What it takes: to cover health care costs as Canadian baby boomers age from 75 years onward

Updated: Jul 17, 2022

Problem:

Seniors over age 75 account for nearly half of the country's health spending today. As the baby boomer generation first reaches age 75 in 2020, the next 25 years will raise total health spending dramatically.


Per Capita Health Care Funding

Why it matters:

The strain on Canada's healthcare system will be two-fold, both in the size and sources of funds required.


The annual health funding above normal budget levels required by the boomer generation starts at $12B per year in 2020 and grows to a max of $69B per year by 2035 before slowly decreasing to 2050.


Currently, two-thirds of health care funding is coming from general government revenues. Worse still, after boomers leave the workforce, they pay less tax, resulting in lower government revenues from which to pay for health care costs.


Thus either the level of health care must be dramatically cut per senior, or deficit budgets will balloon. Assuming no substantive cuts, the deficit to provide boomers health care to boomers above the level in 2019 will accumulate to $338B by 2030, $983B by 2040 and $1,409B by 2050.


The current net debt of Canada is $659B in 2019. By inference, added costs health care costs to support the Baby Boomers may triple Canada's deficit by 2050.

Solution:

First, as a baby boomer, I would like to pay my way and not saddle future generations with debts due to my generation's health costs.


Secondly, I don't want everyone to have to pay more taxes.


Using the principle of SAVE BEFORE SPENDING, a better solution is possible. However, as we need health care spending now, we’ll modify ‘Save before spending’ to ‘Save while spending.’ The trick is to build a savings account that eventually pays back all the expenditures.


Here is how: The government of Canada borrows $1.5 Trillion and pays it back after investing the money until it doubles. This sounds wild, but consider this a way of getting a bankroll to invest. This borrowing does not add to the deficit, as these funds are invested in stocks and the financial markets; they are not spent to finance general annual expenditures.
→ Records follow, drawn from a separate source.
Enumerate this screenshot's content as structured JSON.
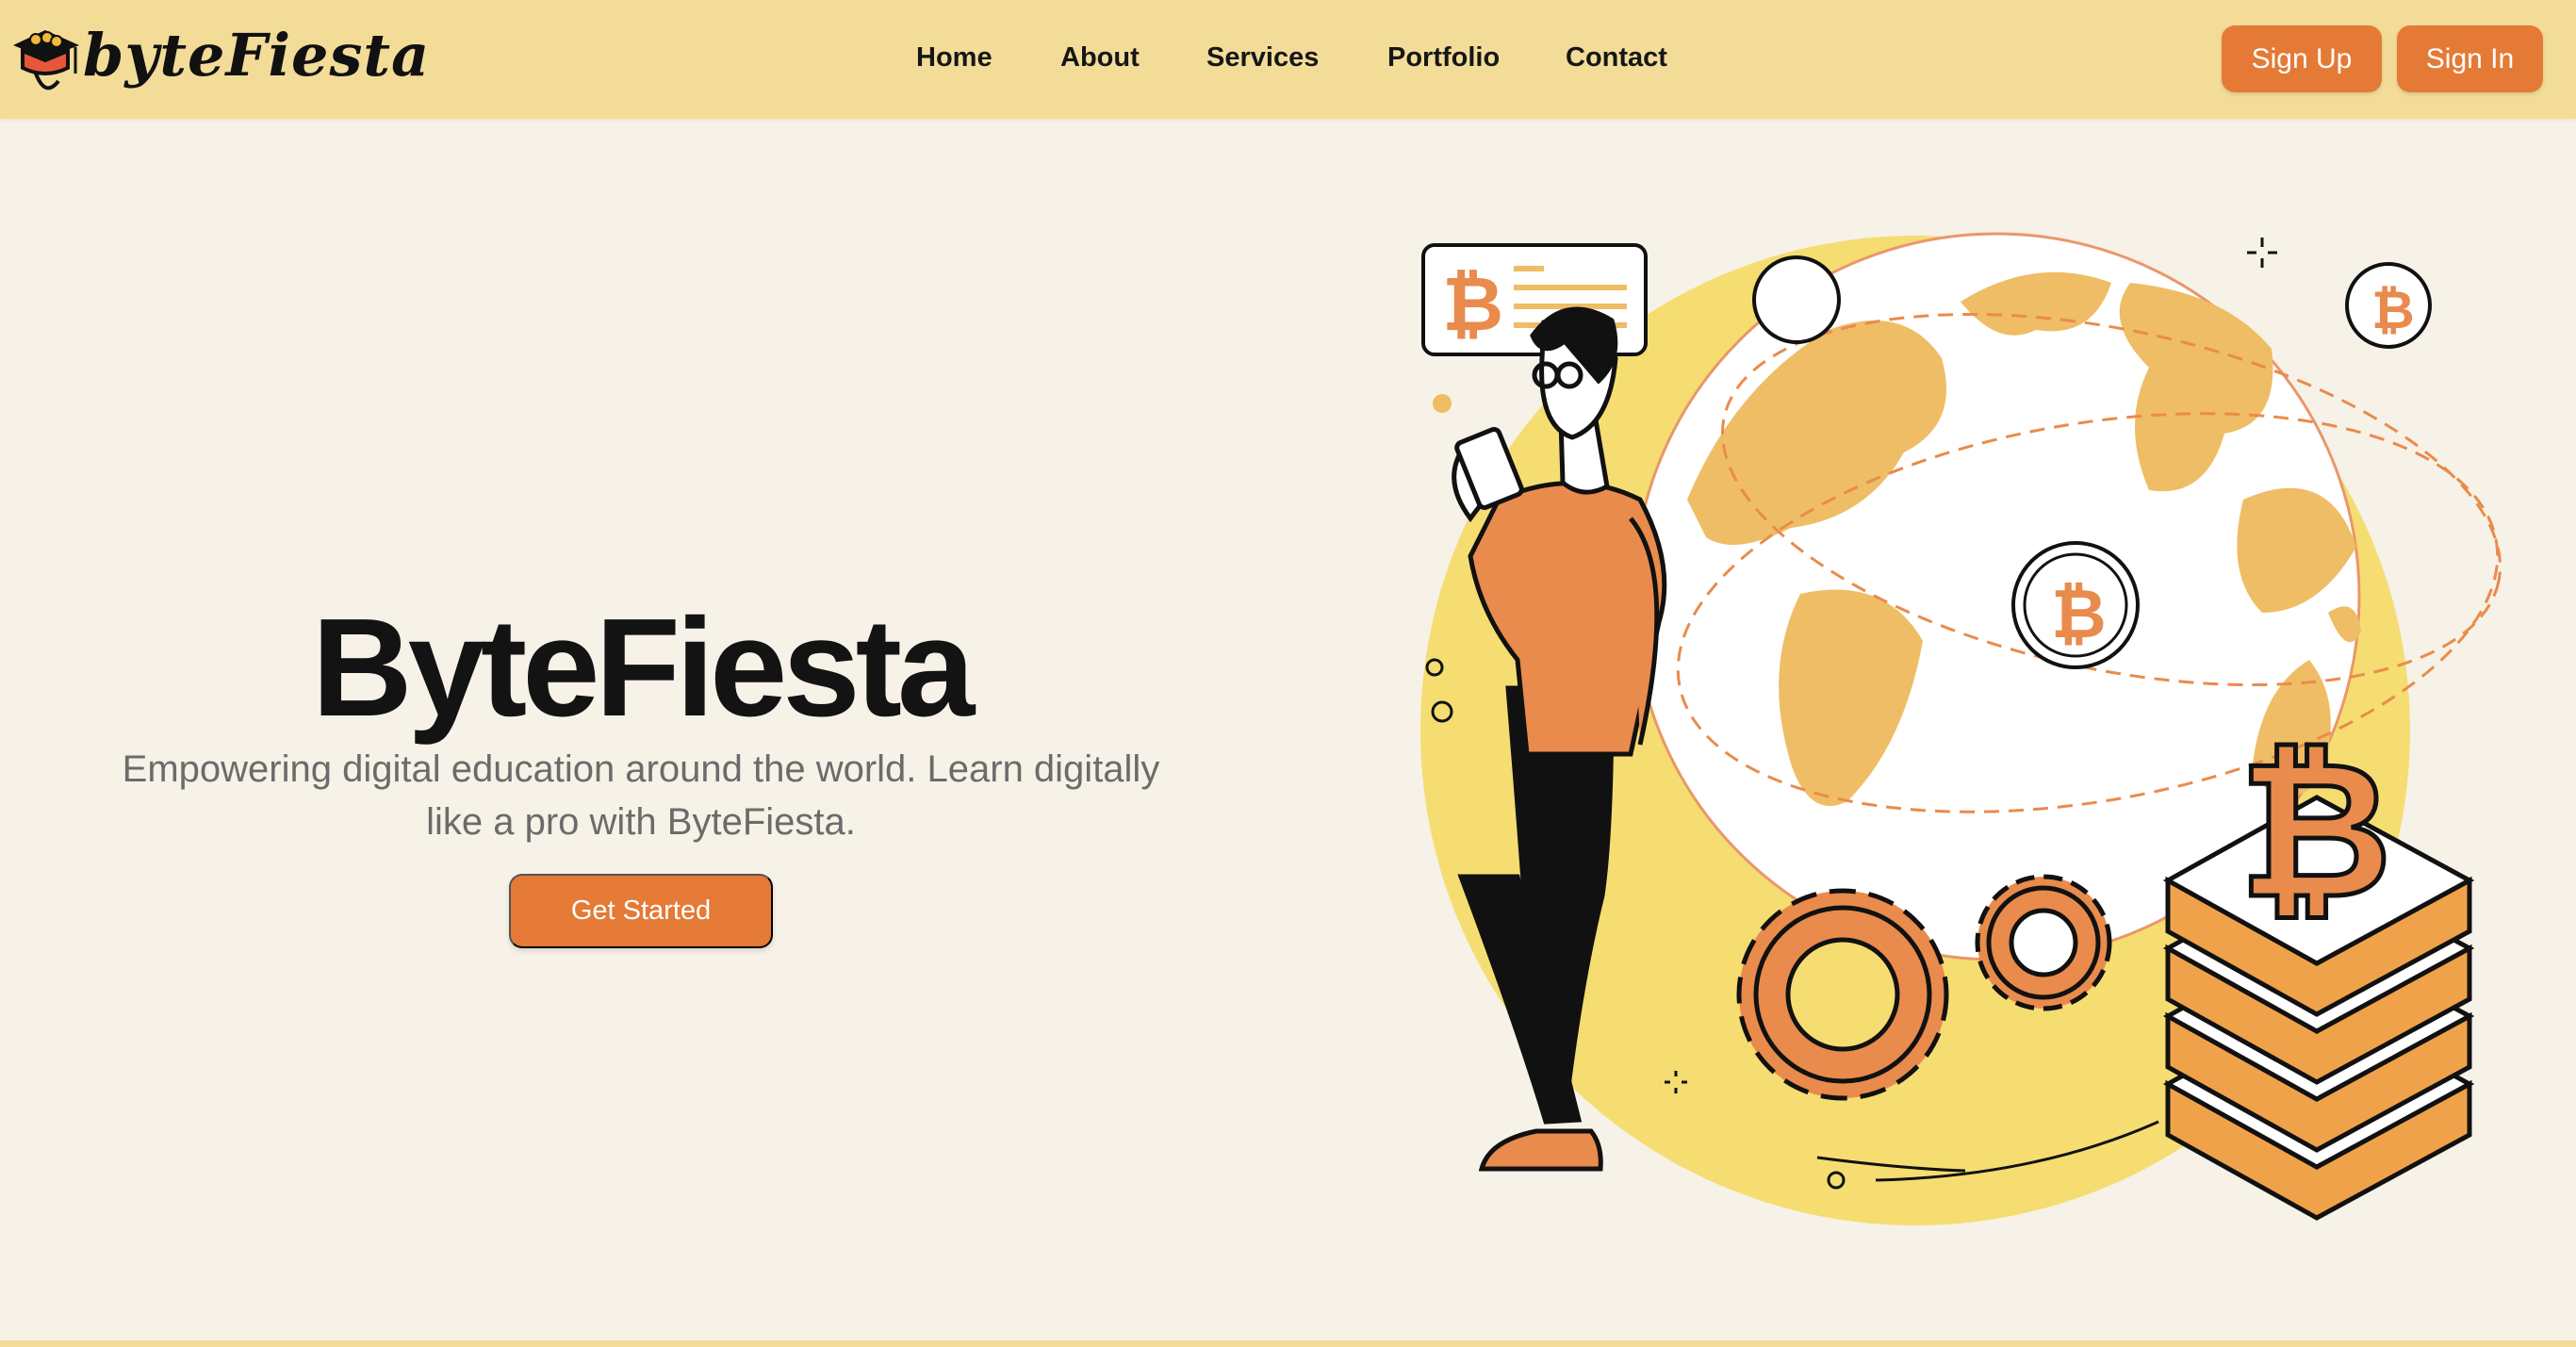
{
  "brand": {
    "logo_text": "byteFiesta"
  },
  "nav": {
    "items": [
      {
        "label": "Home"
      },
      {
        "label": "About"
      },
      {
        "label": "Services"
      },
      {
        "label": "Portfolio"
      },
      {
        "label": "Contact"
      }
    ]
  },
  "auth": {
    "signup_label": "Sign Up",
    "signin_label": "Sign In"
  },
  "hero": {
    "title": "ByteFiesta",
    "subtitle_line1": "Empowering digital education around the world. Learn digitally",
    "subtitle_line2": "like a pro with ByteFiesta.",
    "cta_label": "Get Started"
  },
  "illustration": {
    "icon": "bitcoin-globe-illustration",
    "coin_symbol": "₿"
  },
  "colors": {
    "navbar": "#f3dc98",
    "page_bg": "#f7f2e7",
    "accent": "#e47a36",
    "yellow": "#f5dd72",
    "globe_land": "#efbd65"
  }
}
Canada will eventually have to take on more debt to finance health costs, so why not take on debt backed by securities to accomplish our goal?
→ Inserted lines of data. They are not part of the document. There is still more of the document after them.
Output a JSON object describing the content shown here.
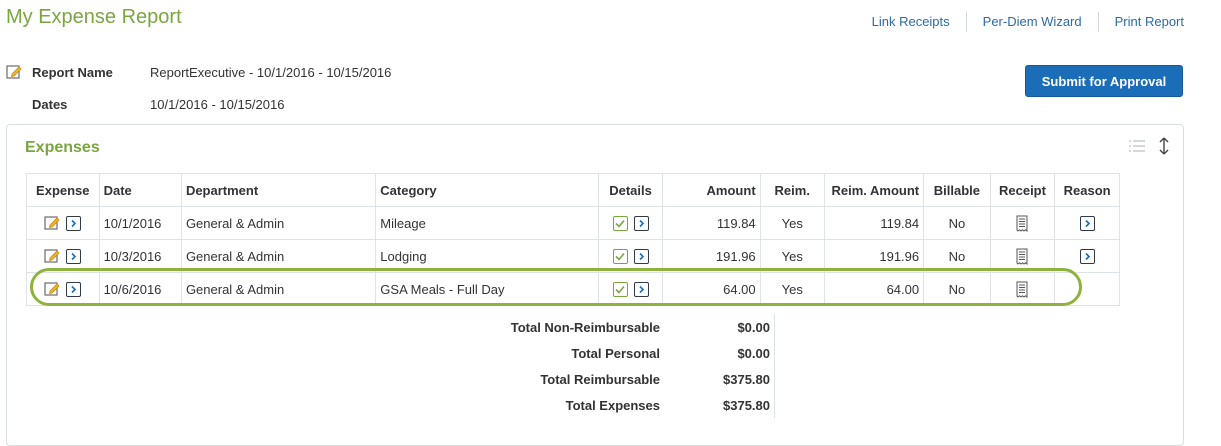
{
  "page": {
    "title": "My Expense Report"
  },
  "links": [
    "Link Receipts",
    "Per-Diem Wizard",
    "Print Report"
  ],
  "report": {
    "name_label": "Report Name",
    "name_value": "ReportExecutive - 10/1/2016 - 10/15/2016",
    "dates_label": "Dates",
    "dates_value": "10/1/2016 - 10/15/2016",
    "edit_icon": "pencil-edit-icon"
  },
  "submit_label": "Submit for Approval",
  "expenses": {
    "title": "Expenses",
    "tool_icons": [
      "list-icon",
      "expand-collapse-icon"
    ],
    "columns": [
      "Expense",
      "Date",
      "Department",
      "Category",
      "Details",
      "Amount",
      "Reim.",
      "Reim. Amount",
      "Billable",
      "Receipt",
      "Reason"
    ],
    "rows": [
      {
        "date": "10/1/2016",
        "department": "General & Admin",
        "category": "Mileage",
        "amount": "119.84",
        "reim": "Yes",
        "reim_amount": "119.84",
        "billable": "No",
        "has_reason": true
      },
      {
        "date": "10/3/2016",
        "department": "General & Admin",
        "category": "Lodging",
        "amount": "191.96",
        "reim": "Yes",
        "reim_amount": "191.96",
        "billable": "No",
        "has_reason": true
      },
      {
        "date": "10/6/2016",
        "department": "General & Admin",
        "category": "GSA Meals - Full Day",
        "amount": "64.00",
        "reim": "Yes",
        "reim_amount": "64.00",
        "billable": "No",
        "has_reason": false,
        "highlighted": true
      }
    ]
  },
  "totals": [
    {
      "label": "Total Non-Reimbursable",
      "value": "$0.00"
    },
    {
      "label": "Total Personal",
      "value": "$0.00"
    },
    {
      "label": "Total Reimbursable",
      "value": "$375.80"
    },
    {
      "label": "Total Expenses",
      "value": "$375.80"
    }
  ],
  "colors": {
    "title_green": "#7aa640",
    "link_blue": "#2e6aa8",
    "button_blue": "#1b6db7",
    "highlight_green": "#8cb33c"
  }
}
The interest payments for these borrowed funds at the GoC rate of 2.3% equals $35B a year will come from earnings, so no new debt will be added by borrowing these funds.
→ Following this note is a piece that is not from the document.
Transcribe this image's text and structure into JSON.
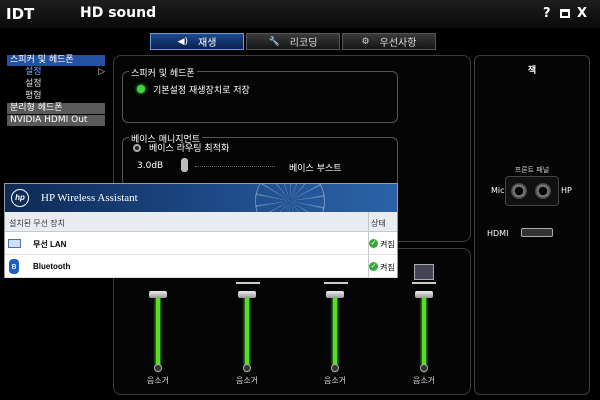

The expected return from investing averages 7.2% less the interest rate, 2.3% equals a net return of 4.9% At a growth rate of 4.9% over a period of 17 years, an additional $1.7 Trillion will become available as savings. The borrowed $1.5T is paid back.


Now that the 'SAVE' part of the SAVE BEFORE SPENDING rule has been accomplished, the $1.7T funds become the principal we can now spend. The rule is that if we spend just 4% per year of the principal, spending can continue indefinitely. This percentage will generate $75B yearly towards health care costs incurred.


Looking at the graph, we can see that by 2054, the cumulative savings exceed the funds spent on health care.

Cost Deficit vs Payback over time

No new taxes have been paid. All the baby boomers' elderly health care costs have been covered. Problem solved!


Bonus: The annual contribution continues forever. So $75B will contribute yearly to keep taxes down, even after the boomers' elderly health costs are paid.